Jak został Pan przyjęty?
Bardzo ciepło. Na pewno byłem bardzo bacznie obserwowany, bo chcieli stwierdzić, czego można się po mnie spodziewać. Mam misje do wypełnienia. Moim zadaniem, jako szefa, jest wyegzekwować ją od swoich pracowników. Wierzę, że moi pracownicy doskonale zdają sobie z tego sprawę i zrobią to, co do nich należy.
Ile osób pracuje w Referacie?
Pięć osób, oprócz mnie, pracuje w Referacie plus pięć osób zajmuje się obsługą monitoringu wizyjnego miasta.
Czy spotkał się Pan z całą załogą?
Pierwsze spotkanie miałem z pracownikami, którzy pracują w systemie ośmiogodzinnym. W poniedziałek mamy szkolenie z zakresu obsługi programu przeciwpowodziowego. Będzie to okazja, żeby porozmawiać również z osobami, które pracują w systemie zmianowym. Mam parę nowym pomysłów, którymi chce się podzielić.
Na przykład?
Obsługa wizyjna monitoringu dostaje sygnały od mieszkańców miasta mówiące o pojawiającym się zagrożeniu, np. lampa przestała się palić na konkretnej ulicy. Referat zawsze wykonywał to zadanie przekazując je właściwym służbom. Będę chciał to zmienić, żeby mój Referat dodatkowo sprawdzał, czy coś w tym temacie zostało robione, by poinformować o tym mieszkańca, aby ten wiedział, że nie został bez pomocy.
Na co będzie stawiał Pan nacisk?
Prewencja zawsze powinna być najwazniejsza. Trzeba robić wszystko, by nic się nie stało. Naszym zadaniem jest m.in. zabezpieczyć Miasto od strony infrastruktury technicznej, przygotować na ewentualny wysoki stan wód, a jeśli żywioł okaże się na tyle silny, że nie będziemy w stanie sobie nim poradzić, to jesteśmy od tego, żeby akcja przebiegała jak najbardziej profesjonalnie.

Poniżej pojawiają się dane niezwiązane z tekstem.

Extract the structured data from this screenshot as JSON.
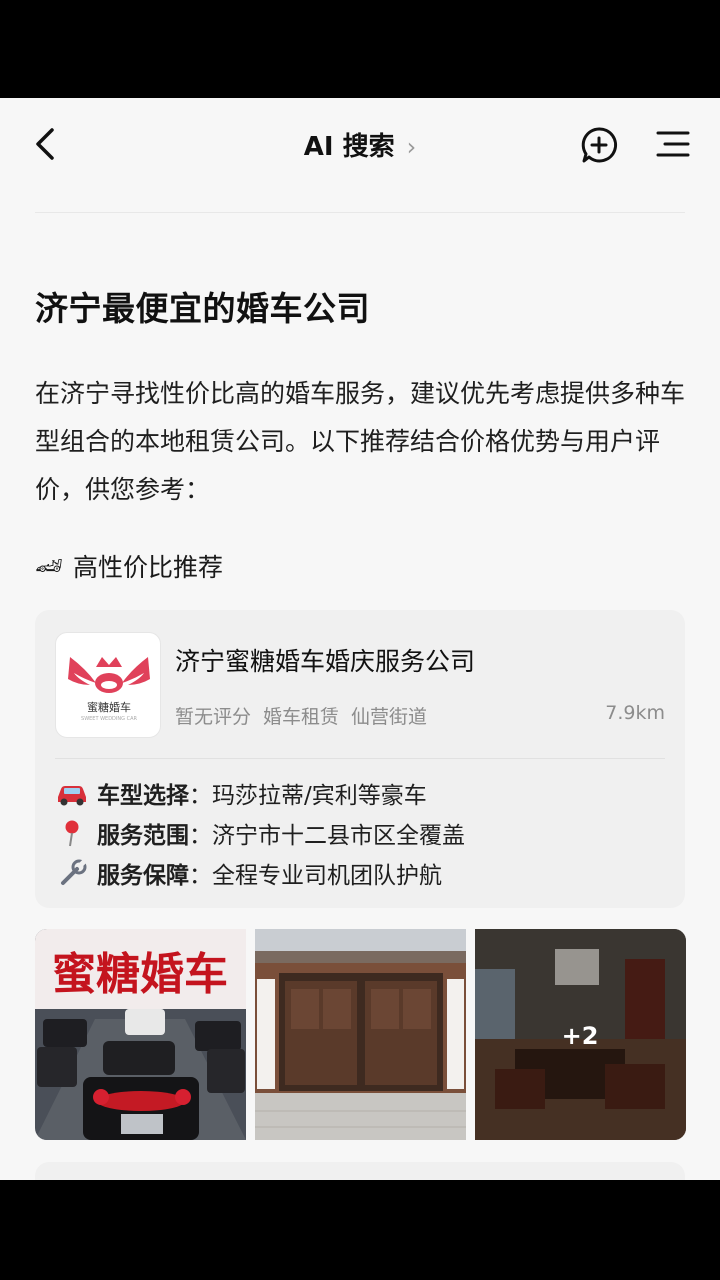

Jak Miasto na chwilę obecną jest przygotowane? Jakby Pan mógł to ocenić w skali od 1 do 6?
Uważam, że bardzo dużo już zrobiono. Poprzedni Prezydenci, wraz z panem prezydentem Wróblewskim, nie szczędzili środków pod kątem ochrony przeciwpowodziowej. Zakupiony został bardzo profesjonalny program do prognozowania zagrożenia przeciwpowodziowego. Myślę, że inne miasta mogą nam jego pozazdrościć. Magazyny przeciwpowodziowe wyposażone są w nowoczesny sprzęt do walki z powodzią. Obecnie jesteśmy blisko piątki.
Jakie wyzwania czekają Pana w najbliższym czasie?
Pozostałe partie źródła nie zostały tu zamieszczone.